Here are the morning’s top stories on Monday, December 15, 2025…
- Santa Cruz and Monterey counties largest food banks report a third of residents can’t consistently afford healthy food. And in this rich fishing region, some of the freshest catch is helping fill those empty bellies.
- Doctors are petitioning California to prohibit the use of a popular countertop material linked to the death of dozens of stoneworkers.
Community Seafood Program Fills Bellies With Local Catch
To help fill empty bellies among the region’s food insecure population, the Monterey Bay Fisheries Trust started the Community Seafood Program five years ago. It buys seafood from local fishing boats and donates the fresh fish to local food relief organizations.
The need is great. The Food Bank of Monterey County reports 34% of residents can’t consistently afford food and Second Harvest Food Bank of Santa Cruz County found food insecurity affects one in three residents.

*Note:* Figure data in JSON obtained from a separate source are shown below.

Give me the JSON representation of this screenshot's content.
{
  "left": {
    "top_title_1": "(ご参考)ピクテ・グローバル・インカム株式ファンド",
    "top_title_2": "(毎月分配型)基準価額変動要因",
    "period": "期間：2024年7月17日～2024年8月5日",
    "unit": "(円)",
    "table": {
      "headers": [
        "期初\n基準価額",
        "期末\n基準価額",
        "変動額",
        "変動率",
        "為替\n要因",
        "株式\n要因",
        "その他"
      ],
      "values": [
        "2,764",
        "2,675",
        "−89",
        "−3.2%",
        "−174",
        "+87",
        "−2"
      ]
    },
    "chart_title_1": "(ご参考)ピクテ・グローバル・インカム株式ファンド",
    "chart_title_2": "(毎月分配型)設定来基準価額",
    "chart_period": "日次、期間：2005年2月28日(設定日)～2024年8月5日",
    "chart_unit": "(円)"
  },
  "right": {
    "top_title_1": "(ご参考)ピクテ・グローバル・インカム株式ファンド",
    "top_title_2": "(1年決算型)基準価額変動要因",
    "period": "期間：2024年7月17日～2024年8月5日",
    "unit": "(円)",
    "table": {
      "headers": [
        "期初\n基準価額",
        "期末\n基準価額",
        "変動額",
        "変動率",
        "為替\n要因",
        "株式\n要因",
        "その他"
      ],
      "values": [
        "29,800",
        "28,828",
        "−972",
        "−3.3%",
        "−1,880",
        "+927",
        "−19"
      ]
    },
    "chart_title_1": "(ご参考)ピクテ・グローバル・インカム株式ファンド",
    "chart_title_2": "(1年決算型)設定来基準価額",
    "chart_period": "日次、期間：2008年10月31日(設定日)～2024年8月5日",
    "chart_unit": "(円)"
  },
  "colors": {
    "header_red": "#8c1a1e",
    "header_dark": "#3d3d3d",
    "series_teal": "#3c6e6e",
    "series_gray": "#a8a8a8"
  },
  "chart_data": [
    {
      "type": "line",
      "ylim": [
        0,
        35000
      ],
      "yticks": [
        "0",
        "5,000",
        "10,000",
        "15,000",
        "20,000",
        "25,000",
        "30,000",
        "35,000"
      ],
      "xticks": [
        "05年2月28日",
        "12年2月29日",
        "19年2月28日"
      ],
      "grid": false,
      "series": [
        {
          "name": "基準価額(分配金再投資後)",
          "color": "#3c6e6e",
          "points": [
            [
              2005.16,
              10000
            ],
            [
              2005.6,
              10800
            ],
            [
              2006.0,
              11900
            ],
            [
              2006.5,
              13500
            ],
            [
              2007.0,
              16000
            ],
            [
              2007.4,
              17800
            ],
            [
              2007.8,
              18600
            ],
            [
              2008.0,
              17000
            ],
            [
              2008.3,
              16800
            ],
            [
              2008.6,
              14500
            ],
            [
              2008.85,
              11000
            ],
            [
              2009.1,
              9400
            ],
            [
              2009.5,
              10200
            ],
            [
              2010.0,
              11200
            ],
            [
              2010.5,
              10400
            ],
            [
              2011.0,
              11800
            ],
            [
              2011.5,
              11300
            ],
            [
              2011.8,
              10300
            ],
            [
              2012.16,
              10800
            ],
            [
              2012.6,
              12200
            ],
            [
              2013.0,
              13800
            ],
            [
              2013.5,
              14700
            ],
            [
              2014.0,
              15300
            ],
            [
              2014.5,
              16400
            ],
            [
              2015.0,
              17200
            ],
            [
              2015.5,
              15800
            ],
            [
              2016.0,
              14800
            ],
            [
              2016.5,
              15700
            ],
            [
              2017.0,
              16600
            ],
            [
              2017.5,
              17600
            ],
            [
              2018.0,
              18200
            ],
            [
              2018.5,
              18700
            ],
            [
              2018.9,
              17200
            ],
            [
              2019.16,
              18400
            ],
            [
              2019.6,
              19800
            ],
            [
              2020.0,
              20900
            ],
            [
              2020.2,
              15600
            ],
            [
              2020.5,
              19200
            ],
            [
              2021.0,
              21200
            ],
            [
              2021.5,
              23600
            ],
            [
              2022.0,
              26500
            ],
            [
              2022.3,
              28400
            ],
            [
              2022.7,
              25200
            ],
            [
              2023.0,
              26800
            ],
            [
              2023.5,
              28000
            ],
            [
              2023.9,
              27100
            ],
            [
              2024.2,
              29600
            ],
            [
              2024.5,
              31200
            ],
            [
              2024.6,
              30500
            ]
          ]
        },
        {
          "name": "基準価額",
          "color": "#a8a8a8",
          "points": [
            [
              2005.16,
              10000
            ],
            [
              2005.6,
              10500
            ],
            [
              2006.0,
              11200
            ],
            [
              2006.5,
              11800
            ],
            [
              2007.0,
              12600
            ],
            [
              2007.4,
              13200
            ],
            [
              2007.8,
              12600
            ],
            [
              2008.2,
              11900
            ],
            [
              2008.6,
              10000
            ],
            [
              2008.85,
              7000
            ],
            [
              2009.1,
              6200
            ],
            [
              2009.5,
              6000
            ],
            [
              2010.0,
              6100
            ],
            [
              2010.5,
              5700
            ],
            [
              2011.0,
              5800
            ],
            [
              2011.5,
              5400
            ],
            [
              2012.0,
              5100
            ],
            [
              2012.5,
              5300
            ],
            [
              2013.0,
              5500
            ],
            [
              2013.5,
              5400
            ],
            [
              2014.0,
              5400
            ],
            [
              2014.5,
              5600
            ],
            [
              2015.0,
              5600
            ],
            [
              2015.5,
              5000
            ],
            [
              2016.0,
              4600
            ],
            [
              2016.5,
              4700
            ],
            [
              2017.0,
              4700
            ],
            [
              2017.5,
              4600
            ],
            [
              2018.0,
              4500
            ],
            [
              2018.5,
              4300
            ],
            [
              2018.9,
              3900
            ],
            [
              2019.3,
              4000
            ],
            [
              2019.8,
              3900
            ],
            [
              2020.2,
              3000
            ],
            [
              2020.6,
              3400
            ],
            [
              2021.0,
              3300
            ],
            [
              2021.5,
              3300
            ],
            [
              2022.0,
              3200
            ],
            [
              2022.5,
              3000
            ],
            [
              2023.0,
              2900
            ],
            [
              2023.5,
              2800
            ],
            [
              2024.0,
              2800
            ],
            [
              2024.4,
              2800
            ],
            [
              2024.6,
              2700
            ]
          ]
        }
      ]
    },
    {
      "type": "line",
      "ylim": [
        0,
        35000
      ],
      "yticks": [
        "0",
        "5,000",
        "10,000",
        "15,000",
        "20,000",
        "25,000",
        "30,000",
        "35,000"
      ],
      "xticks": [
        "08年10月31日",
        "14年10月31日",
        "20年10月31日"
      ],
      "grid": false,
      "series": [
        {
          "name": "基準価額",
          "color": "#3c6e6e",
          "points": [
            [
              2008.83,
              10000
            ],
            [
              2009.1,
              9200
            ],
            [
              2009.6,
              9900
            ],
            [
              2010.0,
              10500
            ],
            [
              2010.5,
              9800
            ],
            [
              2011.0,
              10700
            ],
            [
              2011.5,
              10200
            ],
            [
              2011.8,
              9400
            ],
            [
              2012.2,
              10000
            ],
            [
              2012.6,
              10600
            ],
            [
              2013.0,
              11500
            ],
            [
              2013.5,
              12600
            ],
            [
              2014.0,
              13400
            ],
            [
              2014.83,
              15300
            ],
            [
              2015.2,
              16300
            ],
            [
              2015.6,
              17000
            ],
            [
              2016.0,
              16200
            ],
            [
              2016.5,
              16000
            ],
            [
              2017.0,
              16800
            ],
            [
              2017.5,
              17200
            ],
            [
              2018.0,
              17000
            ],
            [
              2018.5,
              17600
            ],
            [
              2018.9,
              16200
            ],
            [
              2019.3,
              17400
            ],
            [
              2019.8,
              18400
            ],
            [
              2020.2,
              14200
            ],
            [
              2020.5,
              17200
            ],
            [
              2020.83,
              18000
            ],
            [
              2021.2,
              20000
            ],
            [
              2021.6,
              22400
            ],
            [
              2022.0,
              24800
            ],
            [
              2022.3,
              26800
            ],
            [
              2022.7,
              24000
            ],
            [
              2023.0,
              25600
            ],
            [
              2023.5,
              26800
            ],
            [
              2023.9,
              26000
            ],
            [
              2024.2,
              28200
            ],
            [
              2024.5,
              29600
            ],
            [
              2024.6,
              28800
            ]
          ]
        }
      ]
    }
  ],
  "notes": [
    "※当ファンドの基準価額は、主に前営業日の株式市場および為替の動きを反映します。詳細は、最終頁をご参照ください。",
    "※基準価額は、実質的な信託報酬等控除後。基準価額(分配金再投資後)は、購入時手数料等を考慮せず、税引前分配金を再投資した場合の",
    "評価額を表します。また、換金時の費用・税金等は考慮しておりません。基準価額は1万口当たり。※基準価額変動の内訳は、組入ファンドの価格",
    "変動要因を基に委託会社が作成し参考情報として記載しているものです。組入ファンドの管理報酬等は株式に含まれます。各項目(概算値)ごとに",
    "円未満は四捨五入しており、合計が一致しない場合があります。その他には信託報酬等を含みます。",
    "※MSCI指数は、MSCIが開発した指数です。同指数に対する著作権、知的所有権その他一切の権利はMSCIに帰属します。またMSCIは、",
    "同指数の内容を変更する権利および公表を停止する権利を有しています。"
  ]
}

This year the Fisheries Trust will spend $40,000 on local seafood, which translates to 25,000 meals. Al & Friends is one organization that receives donations thanks to the program. Sea Harvest, a family-run fishing business based out of Moss Landing, delivers to Al & Friends every couple months. Third-generation Monterey Bay fisherman Walter Deyerle helps operate Sea Harvest. After boats hit Sea Harvest’s dock in Moss Landing, cranes lift the catch off in bins and the fish are weighed and separated by species. Then, the seafood is either trucked off for delivery, or forklifted into the processing plant on site and sold in local markets. ”Everything comes off the boat, it’s processed, [then] either frozen, sold that day, or held for the next day for a sale,” said Deyerle. “But nothing sits around out here. Everything moves.”
He usually hand-delivers the week’s catch to Al Siekert, the founder of Al & Friends. Siekert cooks out of the community kitchen at Chautauqua Hall in Pacific Grove. “The only rule we have is a closed mouth don’t get fed,” said Siekert. With his team of 100-plus volunteers, he consistently churns out restaurant-quality meals for food insecure folks every Sunday morning.